Я толкаю ее — навстречу мне идет Никита. Его седые усы закручены вверх, и их острые концы пахнут каким-то кремом.

— Пожалуйте! — Он расставляет руки и принимает мою курточку. Я стучу пальцем в косяк проема, отделяющего прихожую от комнаты.

— Пожалуйста! — раздается картавый голос Аркадия Аркадьевича.

Я раздвигаю портьеру и вхожу. Навстречу мне, встав с дивана, поднимается Аркадий Аркадьевич, приветливо улыбаясь и протягивая руку.

— Давненько вы не навещали нас! А я слышал, вы в курсе дел всей нашей улицы…

— Так получилось.

— Правда ли, что у нас пойман дезертир? И правда ли, что он — сын той ужасной дамы?

— Да, он сын Нюрки.

— Прошу садиться.

— Спасибо.

Я сажусь на стул, стоящий у окна, и тут только вспоминаю про серебряные трубы. Смотрю на стену: между окон, сверкая боками, висит большая серебряная труба, обвитая георгиевской лентой с кистями, а чуть пониже — светлый маленький серебряный сигнальный рожок. Я не верю своим глазам, но трубы действительно стали светлыми!

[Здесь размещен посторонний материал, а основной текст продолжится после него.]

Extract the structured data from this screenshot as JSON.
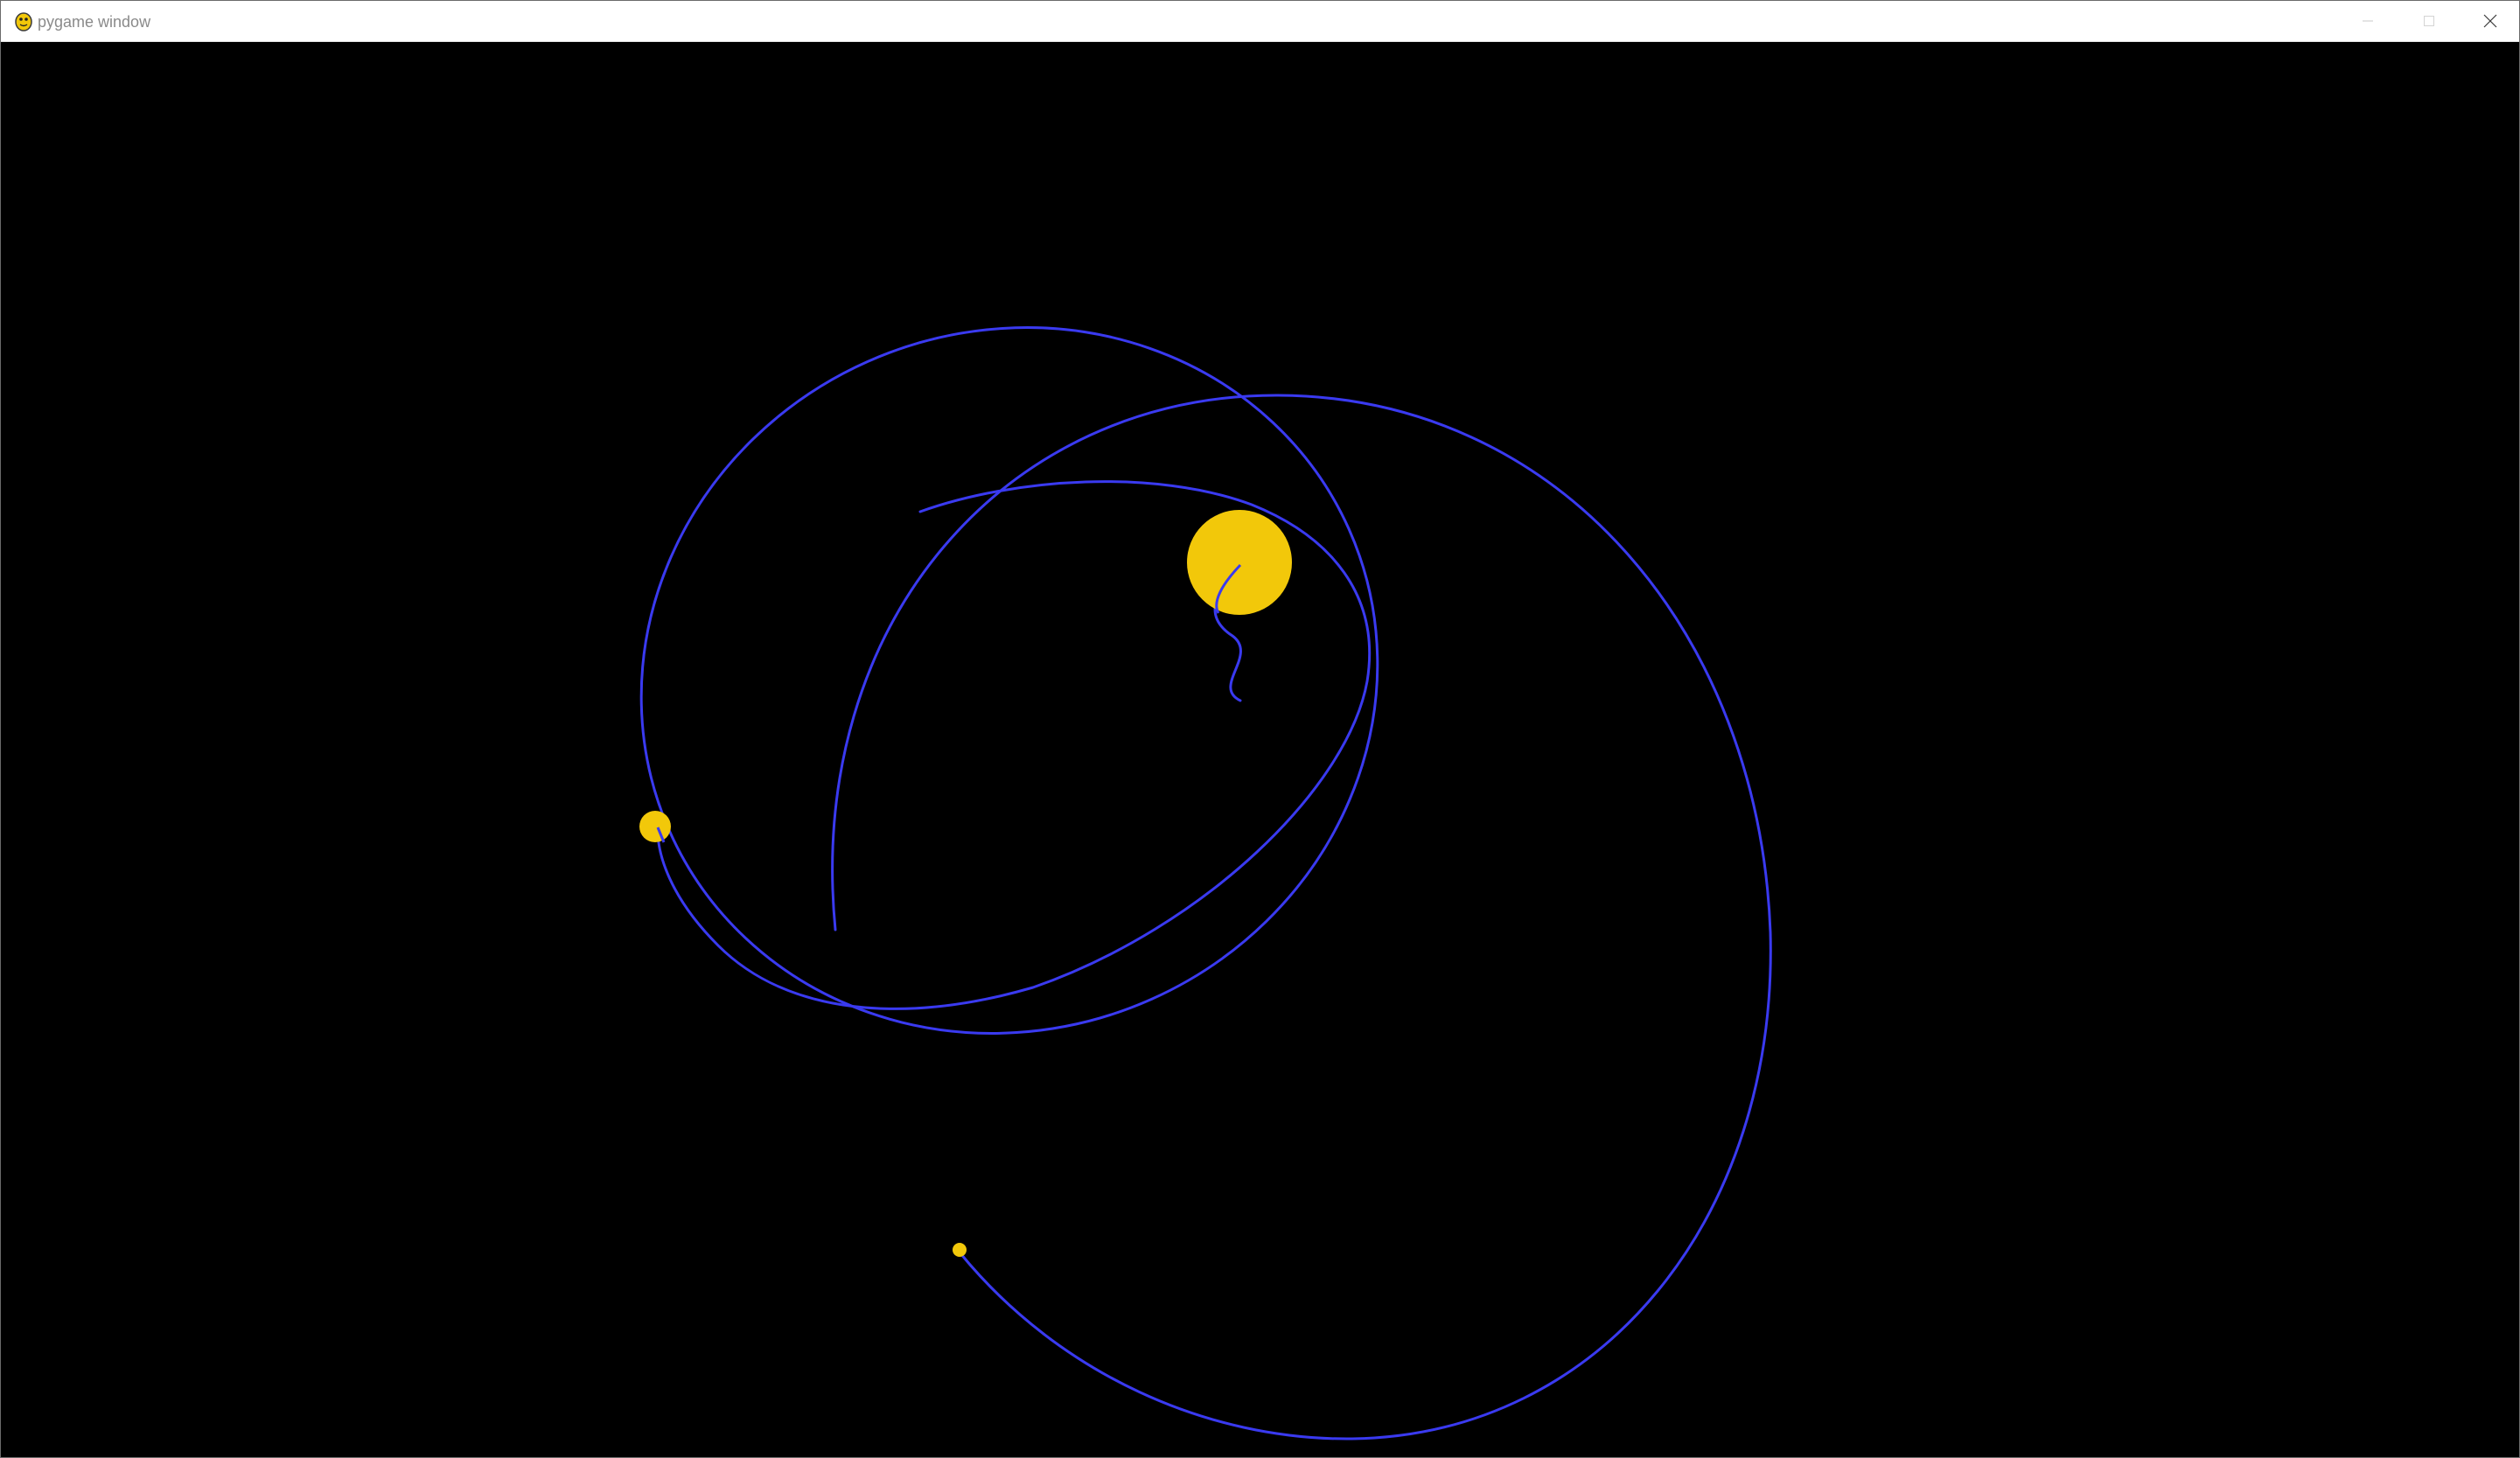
{
  "window": {
    "title": "pygame window",
    "icon": "pygame-snake-icon",
    "controls": [
      "minimize-icon",
      "maximize-icon",
      "close-icon"
    ]
  },
  "scene": {
    "background_color": "#000000",
    "trail_color": "#3a3af0",
    "body_color": "#f2c80a",
    "bodies": [
      "large-sun-body",
      "medium-planet-body",
      "small-planet-body"
    ],
    "trails": [
      "outer-orbit-trail",
      "inner-orbit-trail",
      "large-loop-trail",
      "small-wiggle-trail"
    ]
  }
}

Под ними висит карта, вырезанная из газеты: размеры территории, освобожденной Красной Армией от немецких оккупантов за период зимней кампании 1942/43 г.

— Что же вы замолчали? — интересуется Аркадий Аркадьевич.

— Не знаю… так просто.

— И вы видели его?

— Да… очень жалкий.

— Сукин сын! — четко произносит он. — Я вижу, вы его жалеете?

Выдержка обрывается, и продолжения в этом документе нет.